1.4 Significance of the Study
The application of GHSOM to clustering time series to improve the conventional OHR estimator has at least three salient advantages. First, clustering time series does not suffer from the sample reduction problem when matching data frequency to hedging horizon. Second, observations within the cluster with similar patterns provide a way for examining the dependency of observations, which are generated from long-horizon return series and can provide predictable time patterns. The conditional distribution of returns in the next hedging horizon is predictable by aggregating these clustered observations, which are inspired by the well-established features of many asset returns that their conditional distribution is time-varying and tendency display volatility clustering. The final advantage is that the proposed computational intelligence (CI) approach is a non-parametric method, which can avoid too many inappropriate assumptions and restrictions found in conventional parametric models.
By doing this, OHR estimation for different horizons can be achieved. This proposed
approach is also categorized as an analysis tool to investigate the relationship between hedge ratio and hedging horizon, which provides valuable information for reference in OHR decision making.
1.5 Theoretical Framework
Our study focuses on OHR estimation over various hedging horizons to support decision making. Conventional approaches on OHR estimation are based on parametric models that may encounter many issues and be restricted by many inappropriate assumptions.

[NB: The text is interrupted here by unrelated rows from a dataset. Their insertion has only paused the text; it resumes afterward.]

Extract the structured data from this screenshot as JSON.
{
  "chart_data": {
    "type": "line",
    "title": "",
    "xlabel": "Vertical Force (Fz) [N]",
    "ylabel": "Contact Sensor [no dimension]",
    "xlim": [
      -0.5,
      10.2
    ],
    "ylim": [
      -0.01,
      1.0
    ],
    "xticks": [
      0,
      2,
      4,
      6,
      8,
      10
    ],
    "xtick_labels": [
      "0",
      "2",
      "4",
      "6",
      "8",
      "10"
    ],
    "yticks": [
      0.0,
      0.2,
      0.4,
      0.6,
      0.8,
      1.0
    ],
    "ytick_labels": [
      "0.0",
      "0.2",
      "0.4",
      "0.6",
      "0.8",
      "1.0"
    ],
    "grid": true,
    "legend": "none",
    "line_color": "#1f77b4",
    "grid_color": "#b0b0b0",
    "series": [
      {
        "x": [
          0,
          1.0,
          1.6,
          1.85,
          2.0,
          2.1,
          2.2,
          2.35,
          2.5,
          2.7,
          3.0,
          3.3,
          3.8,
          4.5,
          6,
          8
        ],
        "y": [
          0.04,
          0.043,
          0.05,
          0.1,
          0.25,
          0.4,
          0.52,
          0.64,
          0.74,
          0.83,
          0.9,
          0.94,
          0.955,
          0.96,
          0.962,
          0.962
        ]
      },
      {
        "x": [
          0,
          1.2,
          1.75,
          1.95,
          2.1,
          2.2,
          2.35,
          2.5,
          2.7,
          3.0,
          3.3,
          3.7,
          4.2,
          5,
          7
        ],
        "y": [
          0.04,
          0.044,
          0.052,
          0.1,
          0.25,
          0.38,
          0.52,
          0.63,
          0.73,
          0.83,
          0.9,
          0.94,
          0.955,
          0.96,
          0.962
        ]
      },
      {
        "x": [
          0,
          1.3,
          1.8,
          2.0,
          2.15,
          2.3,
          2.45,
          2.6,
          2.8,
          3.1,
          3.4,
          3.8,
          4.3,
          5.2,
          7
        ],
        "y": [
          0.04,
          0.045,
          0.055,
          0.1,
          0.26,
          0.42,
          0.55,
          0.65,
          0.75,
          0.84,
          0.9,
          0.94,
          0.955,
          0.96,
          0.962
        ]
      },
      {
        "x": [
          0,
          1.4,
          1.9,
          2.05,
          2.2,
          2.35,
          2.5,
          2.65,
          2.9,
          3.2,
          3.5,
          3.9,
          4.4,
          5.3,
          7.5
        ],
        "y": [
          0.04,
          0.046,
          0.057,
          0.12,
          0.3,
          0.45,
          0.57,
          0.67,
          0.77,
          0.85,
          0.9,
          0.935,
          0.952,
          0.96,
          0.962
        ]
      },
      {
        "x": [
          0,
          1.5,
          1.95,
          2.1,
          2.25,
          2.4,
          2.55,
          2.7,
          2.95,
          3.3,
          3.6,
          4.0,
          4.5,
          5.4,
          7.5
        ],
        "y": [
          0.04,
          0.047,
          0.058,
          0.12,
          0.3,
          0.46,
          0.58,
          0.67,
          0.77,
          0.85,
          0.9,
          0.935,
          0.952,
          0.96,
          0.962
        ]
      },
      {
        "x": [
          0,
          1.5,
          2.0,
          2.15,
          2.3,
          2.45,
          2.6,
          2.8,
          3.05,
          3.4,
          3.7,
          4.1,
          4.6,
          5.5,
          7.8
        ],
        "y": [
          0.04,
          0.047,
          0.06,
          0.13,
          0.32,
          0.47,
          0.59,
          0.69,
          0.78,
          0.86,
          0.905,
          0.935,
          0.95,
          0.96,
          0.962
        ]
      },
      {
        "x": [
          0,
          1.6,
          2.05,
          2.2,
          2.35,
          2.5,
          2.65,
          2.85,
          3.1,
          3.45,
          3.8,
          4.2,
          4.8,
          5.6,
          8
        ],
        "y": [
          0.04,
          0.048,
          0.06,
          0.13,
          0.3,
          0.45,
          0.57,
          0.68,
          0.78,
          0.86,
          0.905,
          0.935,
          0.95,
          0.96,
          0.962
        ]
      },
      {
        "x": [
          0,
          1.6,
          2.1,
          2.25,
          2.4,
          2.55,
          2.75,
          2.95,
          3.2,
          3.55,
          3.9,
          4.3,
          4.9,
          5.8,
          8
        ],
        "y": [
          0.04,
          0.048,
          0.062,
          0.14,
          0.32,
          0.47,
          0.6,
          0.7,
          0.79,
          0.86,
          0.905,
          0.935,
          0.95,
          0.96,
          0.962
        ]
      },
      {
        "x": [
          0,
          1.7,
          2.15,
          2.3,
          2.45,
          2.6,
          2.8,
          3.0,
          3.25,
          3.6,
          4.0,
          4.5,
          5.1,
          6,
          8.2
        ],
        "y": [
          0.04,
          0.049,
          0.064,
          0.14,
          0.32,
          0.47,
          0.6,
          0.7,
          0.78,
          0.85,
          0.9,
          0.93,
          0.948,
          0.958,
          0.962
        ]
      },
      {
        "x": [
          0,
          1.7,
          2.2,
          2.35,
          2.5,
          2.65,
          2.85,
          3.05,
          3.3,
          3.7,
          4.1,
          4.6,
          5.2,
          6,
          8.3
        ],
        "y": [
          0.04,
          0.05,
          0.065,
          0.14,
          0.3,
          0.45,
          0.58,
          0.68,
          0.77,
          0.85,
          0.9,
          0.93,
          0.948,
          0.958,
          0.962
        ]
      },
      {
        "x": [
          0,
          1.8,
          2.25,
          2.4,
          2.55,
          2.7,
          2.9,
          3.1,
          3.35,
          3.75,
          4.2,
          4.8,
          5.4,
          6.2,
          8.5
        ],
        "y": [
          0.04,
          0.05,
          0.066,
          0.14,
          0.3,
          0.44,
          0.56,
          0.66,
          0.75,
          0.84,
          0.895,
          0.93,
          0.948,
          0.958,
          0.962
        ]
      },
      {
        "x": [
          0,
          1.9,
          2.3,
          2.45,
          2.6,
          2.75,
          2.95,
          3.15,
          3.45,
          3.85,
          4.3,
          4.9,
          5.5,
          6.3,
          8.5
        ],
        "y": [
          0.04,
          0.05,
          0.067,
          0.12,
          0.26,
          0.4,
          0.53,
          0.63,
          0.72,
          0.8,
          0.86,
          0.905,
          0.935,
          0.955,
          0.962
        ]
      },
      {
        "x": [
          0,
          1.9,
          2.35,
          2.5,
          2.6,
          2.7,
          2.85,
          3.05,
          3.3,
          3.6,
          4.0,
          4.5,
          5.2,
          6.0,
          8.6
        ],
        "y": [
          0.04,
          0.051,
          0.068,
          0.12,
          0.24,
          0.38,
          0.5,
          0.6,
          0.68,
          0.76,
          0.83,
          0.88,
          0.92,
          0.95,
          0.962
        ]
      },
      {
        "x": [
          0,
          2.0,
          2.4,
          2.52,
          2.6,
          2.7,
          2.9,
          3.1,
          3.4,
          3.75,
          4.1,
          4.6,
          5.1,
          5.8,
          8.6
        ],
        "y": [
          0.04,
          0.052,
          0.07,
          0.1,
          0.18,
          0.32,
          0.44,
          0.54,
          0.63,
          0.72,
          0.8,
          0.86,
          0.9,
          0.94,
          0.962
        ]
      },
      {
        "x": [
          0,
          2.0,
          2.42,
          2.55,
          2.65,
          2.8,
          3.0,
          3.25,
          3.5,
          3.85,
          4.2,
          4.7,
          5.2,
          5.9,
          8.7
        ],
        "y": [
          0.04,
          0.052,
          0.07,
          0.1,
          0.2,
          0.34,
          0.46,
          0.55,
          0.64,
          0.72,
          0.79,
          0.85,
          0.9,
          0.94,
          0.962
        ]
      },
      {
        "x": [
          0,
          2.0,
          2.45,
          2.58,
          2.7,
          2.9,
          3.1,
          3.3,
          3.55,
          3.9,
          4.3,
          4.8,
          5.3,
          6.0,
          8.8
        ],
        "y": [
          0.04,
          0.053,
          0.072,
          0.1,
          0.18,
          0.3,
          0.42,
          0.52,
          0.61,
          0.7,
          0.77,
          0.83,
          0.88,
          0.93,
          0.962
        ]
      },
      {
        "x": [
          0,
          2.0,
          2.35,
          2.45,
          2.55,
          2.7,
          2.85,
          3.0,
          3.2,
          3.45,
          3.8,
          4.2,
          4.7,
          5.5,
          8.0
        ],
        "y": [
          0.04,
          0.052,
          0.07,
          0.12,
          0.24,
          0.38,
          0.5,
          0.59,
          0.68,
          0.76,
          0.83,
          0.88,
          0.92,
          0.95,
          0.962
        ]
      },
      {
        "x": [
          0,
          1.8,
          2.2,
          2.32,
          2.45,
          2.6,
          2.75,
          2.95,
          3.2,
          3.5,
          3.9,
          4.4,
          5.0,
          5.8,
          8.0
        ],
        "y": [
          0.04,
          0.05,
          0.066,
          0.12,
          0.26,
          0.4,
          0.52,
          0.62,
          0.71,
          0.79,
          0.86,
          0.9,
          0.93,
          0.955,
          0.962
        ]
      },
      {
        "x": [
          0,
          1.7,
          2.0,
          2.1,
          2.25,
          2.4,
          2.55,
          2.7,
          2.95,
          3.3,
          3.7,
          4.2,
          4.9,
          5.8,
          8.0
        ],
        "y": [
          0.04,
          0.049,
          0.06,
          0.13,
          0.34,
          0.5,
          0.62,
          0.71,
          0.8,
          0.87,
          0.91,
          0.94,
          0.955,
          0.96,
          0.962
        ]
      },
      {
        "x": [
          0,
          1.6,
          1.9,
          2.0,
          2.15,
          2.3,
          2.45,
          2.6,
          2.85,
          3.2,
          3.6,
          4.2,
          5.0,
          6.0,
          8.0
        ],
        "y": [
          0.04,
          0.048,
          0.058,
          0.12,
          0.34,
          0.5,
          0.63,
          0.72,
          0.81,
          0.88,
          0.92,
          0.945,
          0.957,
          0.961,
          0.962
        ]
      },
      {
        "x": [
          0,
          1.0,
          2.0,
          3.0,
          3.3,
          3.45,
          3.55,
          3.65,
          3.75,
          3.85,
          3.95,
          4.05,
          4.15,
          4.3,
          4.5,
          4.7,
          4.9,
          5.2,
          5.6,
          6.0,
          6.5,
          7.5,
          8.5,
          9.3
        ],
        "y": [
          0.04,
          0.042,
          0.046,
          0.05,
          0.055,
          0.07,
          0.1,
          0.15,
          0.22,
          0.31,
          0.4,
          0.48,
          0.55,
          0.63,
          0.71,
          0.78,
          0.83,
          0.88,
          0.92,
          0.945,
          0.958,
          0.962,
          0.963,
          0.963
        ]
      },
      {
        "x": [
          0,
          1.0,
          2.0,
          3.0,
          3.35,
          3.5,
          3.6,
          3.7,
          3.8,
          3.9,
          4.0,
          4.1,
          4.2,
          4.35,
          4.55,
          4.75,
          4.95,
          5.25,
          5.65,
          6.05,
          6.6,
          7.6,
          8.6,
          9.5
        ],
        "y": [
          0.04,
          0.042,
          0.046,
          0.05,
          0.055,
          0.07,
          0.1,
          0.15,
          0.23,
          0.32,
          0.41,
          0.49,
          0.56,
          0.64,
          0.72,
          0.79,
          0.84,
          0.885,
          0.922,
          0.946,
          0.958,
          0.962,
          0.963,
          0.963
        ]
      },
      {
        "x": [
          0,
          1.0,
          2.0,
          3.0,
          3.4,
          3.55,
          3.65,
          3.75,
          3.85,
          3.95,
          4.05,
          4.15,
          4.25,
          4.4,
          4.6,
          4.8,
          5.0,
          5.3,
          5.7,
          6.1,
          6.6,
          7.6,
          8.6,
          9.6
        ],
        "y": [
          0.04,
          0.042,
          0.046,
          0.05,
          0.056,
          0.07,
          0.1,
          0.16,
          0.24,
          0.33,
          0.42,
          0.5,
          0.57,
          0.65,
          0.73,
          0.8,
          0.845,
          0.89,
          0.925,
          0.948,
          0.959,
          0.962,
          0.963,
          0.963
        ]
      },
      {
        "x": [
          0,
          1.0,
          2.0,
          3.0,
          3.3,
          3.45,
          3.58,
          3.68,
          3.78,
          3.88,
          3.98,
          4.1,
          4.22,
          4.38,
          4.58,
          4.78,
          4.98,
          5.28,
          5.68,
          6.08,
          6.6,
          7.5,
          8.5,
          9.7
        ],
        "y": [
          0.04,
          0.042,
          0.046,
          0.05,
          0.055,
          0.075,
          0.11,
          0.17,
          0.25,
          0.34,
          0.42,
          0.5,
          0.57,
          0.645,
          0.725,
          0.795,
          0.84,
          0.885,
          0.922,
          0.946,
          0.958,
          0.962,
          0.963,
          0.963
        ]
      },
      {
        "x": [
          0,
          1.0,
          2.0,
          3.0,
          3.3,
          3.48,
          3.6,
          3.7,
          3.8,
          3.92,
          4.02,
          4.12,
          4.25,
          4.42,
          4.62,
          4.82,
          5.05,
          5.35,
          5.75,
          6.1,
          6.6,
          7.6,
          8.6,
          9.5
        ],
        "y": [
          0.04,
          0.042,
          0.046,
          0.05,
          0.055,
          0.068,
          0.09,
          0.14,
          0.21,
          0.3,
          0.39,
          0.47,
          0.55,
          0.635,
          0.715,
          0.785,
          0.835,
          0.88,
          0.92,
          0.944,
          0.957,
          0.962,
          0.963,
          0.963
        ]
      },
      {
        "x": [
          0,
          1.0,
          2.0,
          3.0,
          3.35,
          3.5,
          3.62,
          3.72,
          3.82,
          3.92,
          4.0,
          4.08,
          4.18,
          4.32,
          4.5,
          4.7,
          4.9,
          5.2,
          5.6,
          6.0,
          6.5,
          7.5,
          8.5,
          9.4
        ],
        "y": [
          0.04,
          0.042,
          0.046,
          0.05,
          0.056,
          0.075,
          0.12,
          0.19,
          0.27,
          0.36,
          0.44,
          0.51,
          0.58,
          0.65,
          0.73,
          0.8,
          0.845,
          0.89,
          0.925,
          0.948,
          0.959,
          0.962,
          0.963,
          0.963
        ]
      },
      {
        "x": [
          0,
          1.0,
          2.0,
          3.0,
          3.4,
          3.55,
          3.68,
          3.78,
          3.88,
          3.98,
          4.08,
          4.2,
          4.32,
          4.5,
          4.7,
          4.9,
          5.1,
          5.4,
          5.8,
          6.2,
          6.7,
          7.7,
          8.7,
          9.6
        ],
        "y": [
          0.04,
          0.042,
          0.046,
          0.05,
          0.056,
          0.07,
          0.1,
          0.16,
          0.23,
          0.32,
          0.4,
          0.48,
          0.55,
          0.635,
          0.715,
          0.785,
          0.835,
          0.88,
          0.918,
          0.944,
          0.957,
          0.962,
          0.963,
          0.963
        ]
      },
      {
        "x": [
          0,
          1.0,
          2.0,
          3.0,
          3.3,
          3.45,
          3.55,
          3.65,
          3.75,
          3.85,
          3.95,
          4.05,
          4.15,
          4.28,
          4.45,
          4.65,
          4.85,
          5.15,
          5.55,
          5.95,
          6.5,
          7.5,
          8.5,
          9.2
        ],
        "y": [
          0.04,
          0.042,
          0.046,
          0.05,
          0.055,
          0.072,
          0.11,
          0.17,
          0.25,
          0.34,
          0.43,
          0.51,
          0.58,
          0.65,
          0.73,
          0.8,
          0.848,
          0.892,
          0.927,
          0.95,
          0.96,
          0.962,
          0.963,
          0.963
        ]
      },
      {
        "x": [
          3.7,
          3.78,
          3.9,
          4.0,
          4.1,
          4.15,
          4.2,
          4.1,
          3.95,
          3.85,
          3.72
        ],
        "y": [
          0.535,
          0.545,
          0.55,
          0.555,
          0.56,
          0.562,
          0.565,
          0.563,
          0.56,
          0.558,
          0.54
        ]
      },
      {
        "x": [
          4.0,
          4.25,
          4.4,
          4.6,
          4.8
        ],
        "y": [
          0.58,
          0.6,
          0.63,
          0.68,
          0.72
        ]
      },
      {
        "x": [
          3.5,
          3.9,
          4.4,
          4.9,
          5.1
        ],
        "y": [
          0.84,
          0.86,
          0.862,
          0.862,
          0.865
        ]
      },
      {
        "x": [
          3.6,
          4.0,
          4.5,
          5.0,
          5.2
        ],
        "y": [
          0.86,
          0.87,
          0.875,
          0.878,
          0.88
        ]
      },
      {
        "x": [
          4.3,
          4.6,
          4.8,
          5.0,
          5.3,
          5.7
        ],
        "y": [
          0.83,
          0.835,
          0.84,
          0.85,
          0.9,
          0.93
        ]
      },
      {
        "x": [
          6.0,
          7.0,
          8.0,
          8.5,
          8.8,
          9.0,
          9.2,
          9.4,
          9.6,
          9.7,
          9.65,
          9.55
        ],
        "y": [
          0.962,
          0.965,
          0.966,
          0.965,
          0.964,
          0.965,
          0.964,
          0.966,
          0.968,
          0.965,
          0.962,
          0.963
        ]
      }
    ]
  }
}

The proposed CI approach is a non-parametric model designed to overcome issues found in conventional models without the underlying assumptions. The theoretical framework is shown in Figure 1-1.
non-parametric models
optimal hedge ratio decision
Figure 1-1. Theoretical framework
1.6 Organization of the Dissertation
This dissertation is presented in five chapters. Chapter 1 includes the background, statement of the problem, purpose of the study, significance of the study, and the theoretical framework. Chapter 2 presents a review of literature. Chapter 3 introduces the proposed model used for this study. Chapter 4 presents the experiments design and results analysis. The concluding remarks and recommendations for further work are provided in Chapter 5.